Today, Santa Clara Pueblo is home to as many as 2,600 people and they comprise probably the largest per capita number of artists of any North American tribe (estimates of the number of potters run as high as 1-in-4 residents).
Today's pottery from Santa Clara is typically either black or red. It is usually highly polished and designs might be deeply carved or etched ("sgraffito") into the pot's surface. The water serpent, (avanyu), is a very common traditional design motif on Santa Clara pottery. Another motif comes from the legend that a bear helped the people find water during a drought. The bear paw has appeared on much of their pottery ever since.

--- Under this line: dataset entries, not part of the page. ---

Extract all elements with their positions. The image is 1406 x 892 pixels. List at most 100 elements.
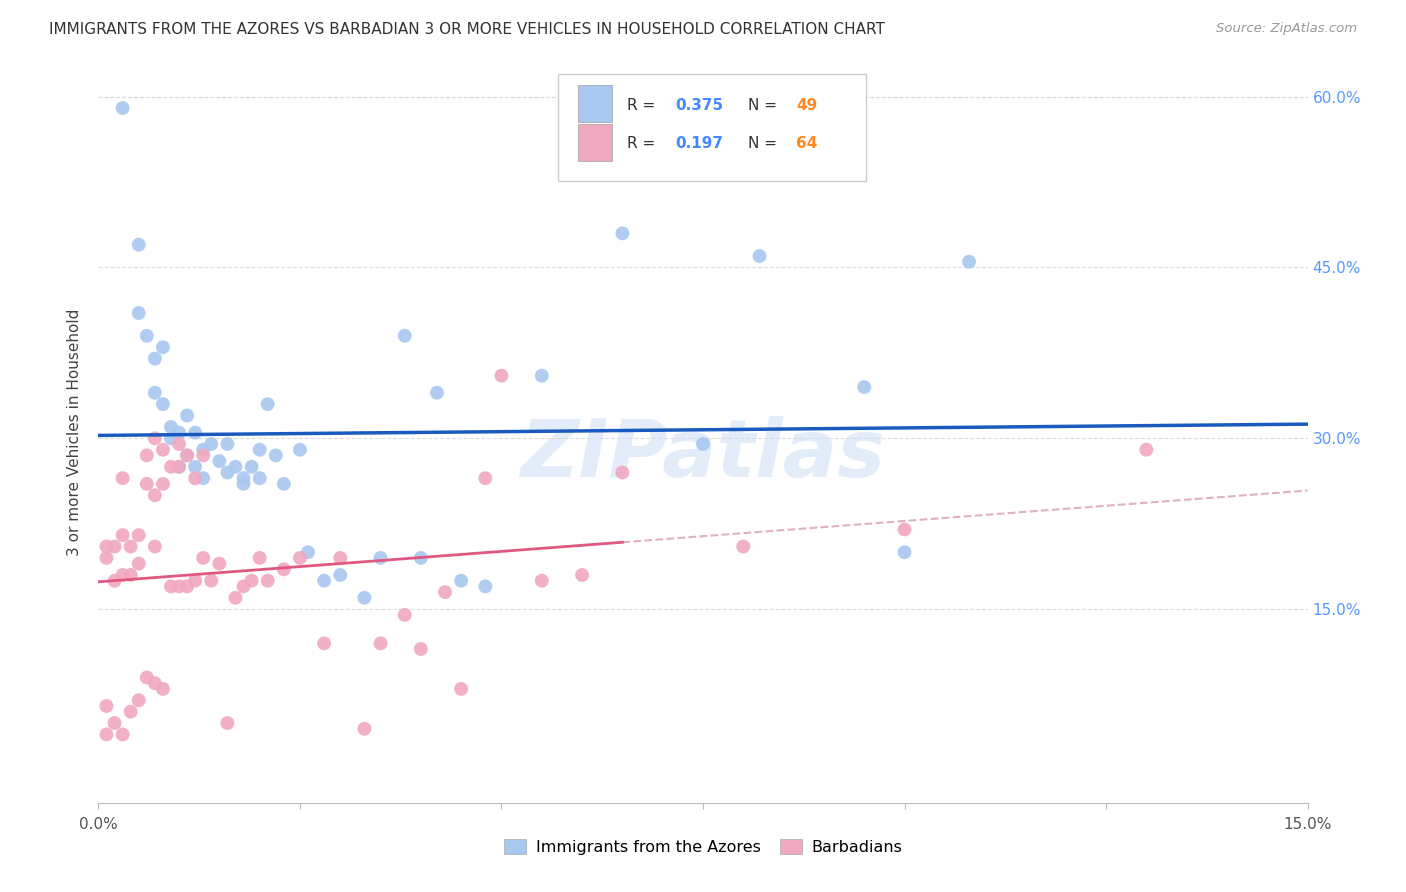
Point bbox=[224, 459, 246, 474]
Point bbox=[434, 585, 457, 599]
Text: 49: 49 bbox=[796, 98, 817, 113]
Point bbox=[217, 437, 239, 451]
Point bbox=[120, 705, 142, 719]
Text: N =: N = bbox=[748, 136, 782, 152]
Point bbox=[152, 442, 174, 457]
Point bbox=[96, 550, 118, 565]
Point bbox=[111, 528, 134, 542]
Point bbox=[128, 306, 150, 320]
Point bbox=[370, 636, 392, 650]
Point bbox=[193, 471, 215, 485]
Legend: Immigrants from the Azores, Barbadians: Immigrants from the Azores, Barbadians bbox=[498, 832, 908, 862]
Point bbox=[193, 442, 215, 457]
Point bbox=[450, 574, 472, 588]
Point bbox=[249, 442, 271, 457]
Point bbox=[329, 550, 352, 565]
Point bbox=[249, 471, 271, 485]
Text: 0.375: 0.375 bbox=[675, 98, 723, 113]
Point bbox=[217, 466, 239, 480]
Text: IMMIGRANTS FROM THE AZORES VS BARBADIAN 3 OR MORE VEHICLES IN HOUSEHOLD CORRELAT: IMMIGRANTS FROM THE AZORES VS BARBADIAN … bbox=[49, 22, 886, 37]
Point bbox=[288, 550, 311, 565]
Point bbox=[160, 420, 183, 434]
Point bbox=[426, 385, 449, 400]
Point bbox=[297, 545, 319, 559]
Bar bbox=[578, 124, 613, 161]
Point bbox=[256, 397, 278, 411]
Point bbox=[217, 716, 239, 731]
Point bbox=[184, 574, 207, 588]
Point bbox=[1135, 442, 1157, 457]
Point bbox=[176, 409, 198, 423]
Point bbox=[394, 607, 416, 622]
Point bbox=[167, 437, 190, 451]
Point bbox=[103, 540, 125, 554]
Point bbox=[571, 568, 593, 582]
Point bbox=[200, 437, 222, 451]
Point bbox=[193, 550, 215, 565]
Point bbox=[530, 574, 553, 588]
Point bbox=[176, 579, 198, 593]
Point bbox=[176, 449, 198, 463]
Text: 0.197: 0.197 bbox=[675, 136, 723, 152]
Point bbox=[748, 249, 770, 263]
Point bbox=[232, 471, 254, 485]
Point bbox=[232, 476, 254, 491]
Point bbox=[692, 437, 714, 451]
Point bbox=[612, 466, 634, 480]
Point bbox=[394, 328, 416, 343]
Point bbox=[240, 574, 263, 588]
Point bbox=[314, 574, 336, 588]
Point bbox=[314, 636, 336, 650]
Point bbox=[273, 476, 295, 491]
Point bbox=[370, 550, 392, 565]
Point bbox=[167, 459, 190, 474]
Point bbox=[167, 579, 190, 593]
Point bbox=[893, 545, 915, 559]
Point bbox=[176, 449, 198, 463]
Point bbox=[128, 557, 150, 571]
Point bbox=[224, 591, 246, 605]
Point bbox=[733, 540, 755, 554]
Point bbox=[249, 550, 271, 565]
Point bbox=[184, 471, 207, 485]
Point bbox=[135, 671, 157, 685]
Point bbox=[256, 574, 278, 588]
Point bbox=[135, 328, 157, 343]
Point bbox=[184, 425, 207, 440]
Point bbox=[450, 681, 472, 696]
Point bbox=[152, 397, 174, 411]
Point bbox=[853, 380, 876, 394]
Point bbox=[474, 471, 496, 485]
Point bbox=[120, 540, 142, 554]
Text: Source: ZipAtlas.com: Source: ZipAtlas.com bbox=[1216, 22, 1357, 36]
Point bbox=[120, 568, 142, 582]
Point bbox=[111, 727, 134, 741]
Point bbox=[96, 540, 118, 554]
Point bbox=[240, 459, 263, 474]
Point bbox=[111, 471, 134, 485]
Point bbox=[264, 449, 287, 463]
Bar bbox=[578, 86, 613, 122]
Point bbox=[893, 523, 915, 537]
Point bbox=[474, 579, 496, 593]
Text: N =: N = bbox=[748, 98, 782, 113]
Point bbox=[128, 528, 150, 542]
Point bbox=[152, 476, 174, 491]
Point bbox=[193, 449, 215, 463]
Point bbox=[160, 459, 183, 474]
FancyBboxPatch shape bbox=[558, 73, 866, 181]
Point bbox=[152, 340, 174, 354]
Point bbox=[957, 254, 980, 268]
Point bbox=[152, 681, 174, 696]
Point bbox=[167, 459, 190, 474]
Point bbox=[143, 431, 166, 445]
Text: R =: R = bbox=[627, 98, 659, 113]
Point bbox=[491, 368, 513, 383]
Text: R =: R = bbox=[627, 136, 659, 152]
Point bbox=[143, 676, 166, 690]
Point bbox=[232, 579, 254, 593]
Point bbox=[128, 237, 150, 252]
Text: 64: 64 bbox=[796, 136, 817, 152]
Point bbox=[160, 431, 183, 445]
Point bbox=[160, 579, 183, 593]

Santa Clara has received a lot of distinction because of the evolving artistry the potters have brought to their craft. Not only did this pueblo produce excellent black and redware, several notable innovations helped move pottery from the realm of utilitarian vessels into the domain of art. Different styles of polychrome redware emerged in the 1920s-1930s. In the early 1960s experiments with stone inlay, incising and double firing began. Modern potters have also extended the tradition with unusual shapes, slips and designs, illustrating what one Santa Clara potter said: "At Santa Clara, being non-traditional is the tradition." (This refers strictly to artistic expression; the method of creating pottery remains traditional).
Santa Clara Pueblo is home to a number of famous pottery families: Tafoya, Baca, Gutierrez, Naranjo, Suazo, Chavarria, Garcia, Vigil, and Tapia - to name a few.